First things first, what is asset allocation? Asset allocation is a term used to describe a certain type of investment strategy and it focuses on putting different buckets of money into different assets to balance risk and return. An example of an asset is a stock, a bond, gold, or even real estate. Each asset has a difference risk/return profile. Some are riskier than others. According to Modern Portfolio Theory, the riskier an investment, the higher the projected return. Conversely, the less risky the investment, the lower the projected return. Most investment advisers and financial advisers coach their clients to spread their money among a variety of assets.
David Swensen, a highly regarded investment guru and manager for the Yale Endowment advises investors to invest 20% of their investable monies into real estate in his book "Pioneering Portfolio Management" (note: this is outside the value of your primary home).
|Asset Class||Policy Target|
|Foreign Developed Equity||15%|
|Emerging Market Equity||5%|
|U.S. Treasury Bonds||15%|
|U.S. Treasury Inflation-Protected Securities||15%|
Within real estate, you can allocate investable assets across different geographies, different property types (such as apartment buildings, retail strip malls, office buildings, warehouses and even industrial facilities) and also by investment type.
The two investment types are debt and equity. You can think of debt like acting as the bank.
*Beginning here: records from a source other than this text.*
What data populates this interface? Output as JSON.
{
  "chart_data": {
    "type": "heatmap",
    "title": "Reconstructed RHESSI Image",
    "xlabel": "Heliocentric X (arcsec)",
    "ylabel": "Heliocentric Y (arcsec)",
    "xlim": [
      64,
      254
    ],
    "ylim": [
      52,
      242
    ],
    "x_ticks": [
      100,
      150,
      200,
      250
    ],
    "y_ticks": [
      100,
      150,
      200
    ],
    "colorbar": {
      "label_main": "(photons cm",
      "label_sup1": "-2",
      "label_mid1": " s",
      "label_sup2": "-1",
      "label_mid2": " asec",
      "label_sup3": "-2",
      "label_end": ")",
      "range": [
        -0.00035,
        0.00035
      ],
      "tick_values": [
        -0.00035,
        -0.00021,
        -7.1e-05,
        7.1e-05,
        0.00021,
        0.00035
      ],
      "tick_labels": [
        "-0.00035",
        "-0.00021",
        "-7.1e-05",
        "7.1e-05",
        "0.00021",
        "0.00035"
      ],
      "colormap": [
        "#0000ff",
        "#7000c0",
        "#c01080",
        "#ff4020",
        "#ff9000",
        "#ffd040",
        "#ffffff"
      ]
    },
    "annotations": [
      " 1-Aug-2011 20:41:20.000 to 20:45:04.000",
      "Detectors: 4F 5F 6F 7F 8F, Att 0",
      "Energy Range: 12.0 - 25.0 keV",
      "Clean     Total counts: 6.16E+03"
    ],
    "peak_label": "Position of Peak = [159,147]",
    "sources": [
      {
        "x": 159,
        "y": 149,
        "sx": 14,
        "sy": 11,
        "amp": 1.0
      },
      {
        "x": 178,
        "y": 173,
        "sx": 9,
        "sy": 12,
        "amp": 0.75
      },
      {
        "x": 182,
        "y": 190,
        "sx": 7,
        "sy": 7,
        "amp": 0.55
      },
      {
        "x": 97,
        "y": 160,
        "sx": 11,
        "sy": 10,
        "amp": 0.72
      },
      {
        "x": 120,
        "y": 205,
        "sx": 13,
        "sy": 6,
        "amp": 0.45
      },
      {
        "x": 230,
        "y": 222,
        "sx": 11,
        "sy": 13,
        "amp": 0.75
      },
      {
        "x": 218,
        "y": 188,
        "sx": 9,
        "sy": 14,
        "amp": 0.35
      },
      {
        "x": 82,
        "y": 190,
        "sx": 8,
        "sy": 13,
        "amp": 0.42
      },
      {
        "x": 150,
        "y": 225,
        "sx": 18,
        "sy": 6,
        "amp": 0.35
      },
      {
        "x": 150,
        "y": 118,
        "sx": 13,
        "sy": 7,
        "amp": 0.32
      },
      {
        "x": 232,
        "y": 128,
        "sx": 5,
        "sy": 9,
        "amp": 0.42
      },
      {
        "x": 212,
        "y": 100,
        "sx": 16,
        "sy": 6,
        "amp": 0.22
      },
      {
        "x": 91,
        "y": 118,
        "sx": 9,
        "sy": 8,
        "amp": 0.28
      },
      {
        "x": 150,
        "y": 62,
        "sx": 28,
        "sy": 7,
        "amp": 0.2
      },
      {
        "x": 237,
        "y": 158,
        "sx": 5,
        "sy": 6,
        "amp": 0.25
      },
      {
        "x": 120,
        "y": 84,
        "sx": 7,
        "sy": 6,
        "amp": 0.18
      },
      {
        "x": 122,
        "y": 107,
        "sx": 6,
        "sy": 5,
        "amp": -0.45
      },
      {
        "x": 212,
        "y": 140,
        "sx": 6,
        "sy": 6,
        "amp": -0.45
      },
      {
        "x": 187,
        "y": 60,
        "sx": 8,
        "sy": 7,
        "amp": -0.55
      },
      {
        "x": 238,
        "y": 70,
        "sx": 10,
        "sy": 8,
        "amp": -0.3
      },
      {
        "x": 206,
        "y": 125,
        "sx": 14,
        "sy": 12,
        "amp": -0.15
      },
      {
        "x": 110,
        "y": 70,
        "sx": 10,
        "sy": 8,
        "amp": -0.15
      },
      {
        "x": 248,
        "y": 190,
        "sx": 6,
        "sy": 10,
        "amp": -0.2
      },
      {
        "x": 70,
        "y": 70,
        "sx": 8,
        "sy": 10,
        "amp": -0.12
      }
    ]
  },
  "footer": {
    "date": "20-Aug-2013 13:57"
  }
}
Banks lend money on real estate, whether it is to a home buyer or an investor who is purchasing a building to generate income from rents. In an equity investment, you own a slice of the property and share in the benefits of that ownership including upside from an eventual sale.
By investing in different regions and across real estate types, investors can avoid huge losses in the event of a boom or bust. It's all about diversification!